Томасы говорят, что мне следует ходить в церковь, что Сильванус хотел бы, чтобы я бывала на службе, но я не могу этого вытерпеть. Если мертвые видят нас, я буду надеяться, что он сможет меня простить.
Я посещала церковь не из преданности Господу Богу, но лишь из преданности ему. Он любил Бога, и потому я тоже Его люблю, хотя и не уверена, что Господь там, в церкви. В прошлую субботу я пошла в Третью баптистскую церковь, решив проверить, не увижу ли там Его. Может, Он и заглядывал в окно, но я Его не почувствовала. Правда, во время службы я не скорбела по своему другу и потому, возможно, отправлюсь туда снова.
Баптисты радуются, что я пришла к ним, так, словно им удалось переманить меня на свою сторону. Теперь в Мидлборо мало новообращенных, за которых наши две церкви могли бы побороться. Мне нравится чувствовать себя желанной, но уверена, что их внимание ко мне скоро иссякнет – особенно когда они поймут, что я вовсе не такая послушная и преданная, какой кажусь сейчас. Скоро они заметят мои странности и будут рады, что я так по-настоящему и не вошла в их общину.

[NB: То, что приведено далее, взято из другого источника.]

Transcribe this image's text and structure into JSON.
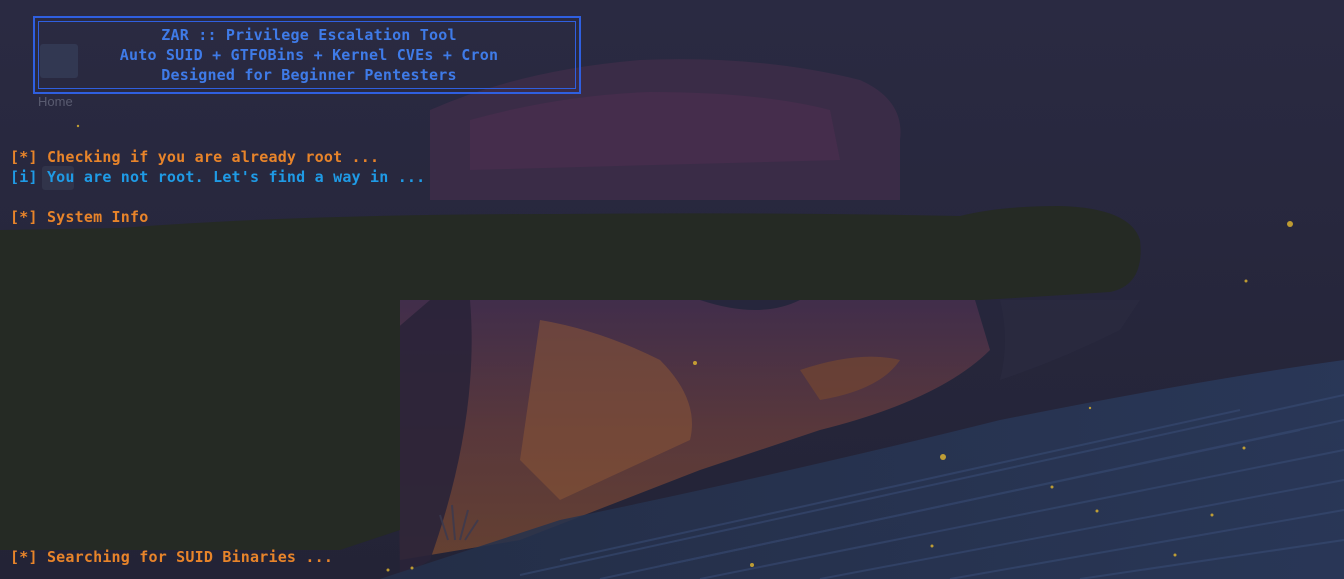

Я осознала, каким подарком для меня явились вы, дорогая Элизабет. Все эти годы вы могли бы ругать меня, стыдить, могли попросту не отвечать. Но вы решили разделить со мной свою жизнь и любовь, свою веру и силу и приняли меня с распростертыми объятиями. Из всех даров, которые я получила от вашего дяди, самым большим благословением явилась переписка с вами. За это я всегда буду ему обязана.

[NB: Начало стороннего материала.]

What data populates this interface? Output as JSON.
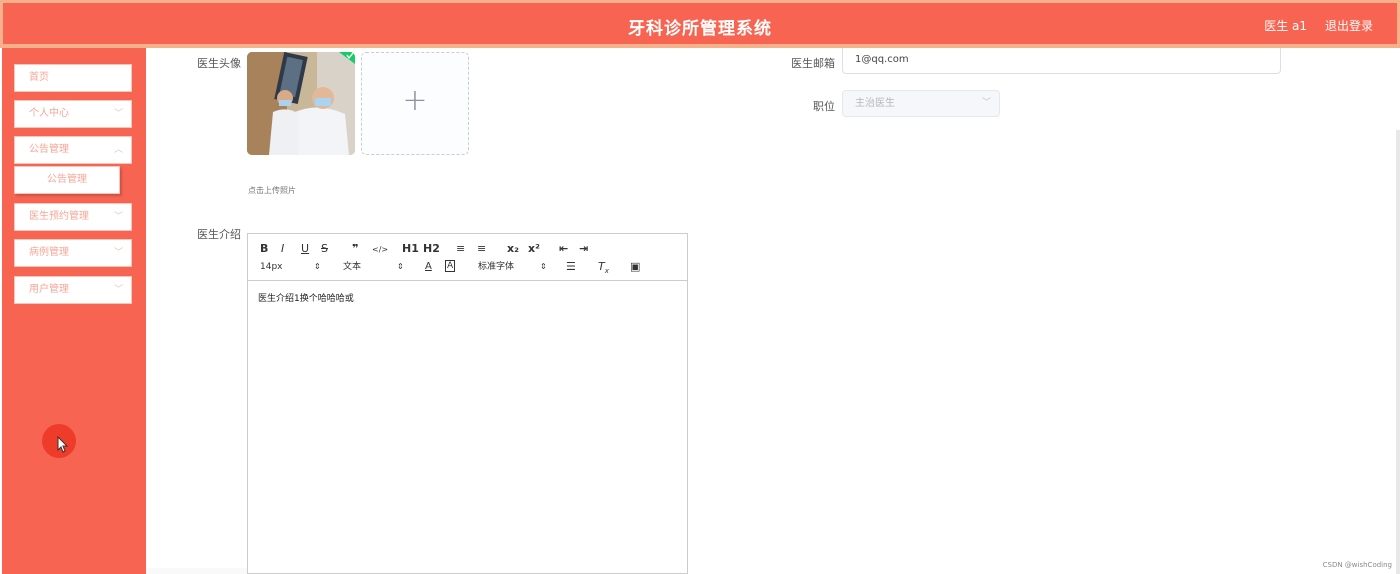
{
  "header": {
    "title": "牙科诊所管理系统",
    "user": "医生 a1",
    "logout": "退出登录"
  },
  "sidebar": {
    "items": [
      {
        "label": "首页",
        "has_chevron": false
      },
      {
        "label": "个人中心",
        "has_chevron": true
      },
      {
        "label": "公告管理",
        "has_chevron": true
      },
      {
        "label": "医生预约管理",
        "has_chevron": true
      },
      {
        "label": "病例管理",
        "has_chevron": true
      },
      {
        "label": "用户管理",
        "has_chevron": true
      }
    ],
    "submenu": {
      "label": "公告管理"
    }
  },
  "form": {
    "avatar_label": "医生头像",
    "upload_hint": "点击上传照片",
    "intro_label": "医生介绍",
    "email_label": "医生邮箱",
    "email_value": "1@qq.com",
    "position_label": "职位",
    "position_value": "主治医生"
  },
  "editor": {
    "toolbar_row1": [
      "B",
      "I",
      "U",
      "S",
      "❞",
      "</>",
      "H1",
      "H2",
      "≡",
      "≡",
      "x₂",
      "x²",
      "⇤",
      "⇥"
    ],
    "font_size": "14px",
    "text_type": "文本",
    "font_family": "标准字体",
    "content": "医生介绍1换个哈哈哈或"
  },
  "watermark": "CSDN @wishCoding",
  "colors": {
    "brand": "#f86452",
    "header_border": "#f6b08a",
    "menu_text": "#f8a696",
    "cursor_dot": "#ee3b2a"
  }
}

Дорогая Элизабет, засим я остаюсь вашей самой верной и самой смиренной слугой,
Дебора Самсон
Некоторые мужчины вернулись домой. Они брели по городу, их ноги были обмотаны тряпками, одежда напоминала лохмотья, на лицах читались воспоминания о пережитых ужасах. Срок их службы закончился, и они достаточно повидали. Просить тех, чьи семьи в их отсутствие влачили самое жалкое существование, вернуться обратно в армию означало бы требовать слишком большой жертвы. И все же многие возвращались.

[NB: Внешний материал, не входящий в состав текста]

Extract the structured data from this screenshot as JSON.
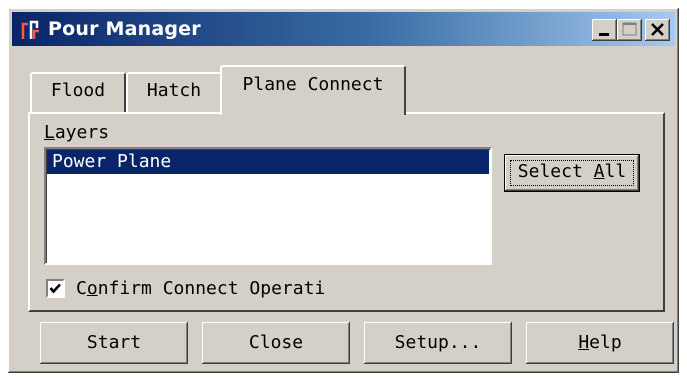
{
  "window": {
    "title": "Pour Manager",
    "icon": "pour-manager-app-icon",
    "controls": {
      "minimize": "minimize-icon",
      "maximize": "maximize-icon",
      "close": "close-icon"
    }
  },
  "tabs": [
    {
      "label": "Flood",
      "active": false
    },
    {
      "label": "Hatch",
      "active": false
    },
    {
      "label": "Plane Connect",
      "active": true
    }
  ],
  "panel": {
    "layers_label": {
      "mnemonic": "L",
      "rest": "ayers"
    },
    "layers": [
      {
        "label": "Power Plane",
        "selected": true
      }
    ],
    "select_all": {
      "prefix": "Select ",
      "mnemonic": "A",
      "rest": "ll"
    },
    "confirm": {
      "checked": true,
      "prefix": "C",
      "mnemonic": "o",
      "rest": "nfirm Connect Operati"
    }
  },
  "buttons": {
    "start": "Start",
    "close": "Close",
    "setup": "Setup...",
    "help": {
      "mnemonic": "H",
      "rest": "elp"
    }
  },
  "colors": {
    "title_start": "#0a246a",
    "title_end": "#a6caf0",
    "face": "#d4d0c8",
    "selection": "#0a246a"
  }
}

Новости долетали до нас лишь обрывками: отголоски боев, отзвуки побед и слухи о поражениях. А потом, однажды, прискакал всадник и привез запечатанное сургучом письмо для дьякона и миссис Томас. Всадник не улыбнулся, не попросил напоить коня. Он не хотел задерживаться.
Натаниэль погиб. Пал в сражении при Брендивайне. Красивое название – и страшное поражение.
Месяц спустя всадник прискакал снова.
Элайджа погиб в Джермантауне. И Эдвард вместе с ним.
В третий раз всадник не смог встретиться взглядом с дьяконом Томасом. Хозяин протянул мне письмо.
– Какой из сыновей? – прошептал он. – Который из них на сей раз?
Дэвид, так тревожившийся за родителей, не пережил прививку от черной оспы и умер в госпитале в Филадельфии. Я гадала, был ли с ним Дэниел, и молилась, чтобы Натаниэль, Элайджа и Эдвард встретили его в конце пути. Пенсильвания забрала их всех.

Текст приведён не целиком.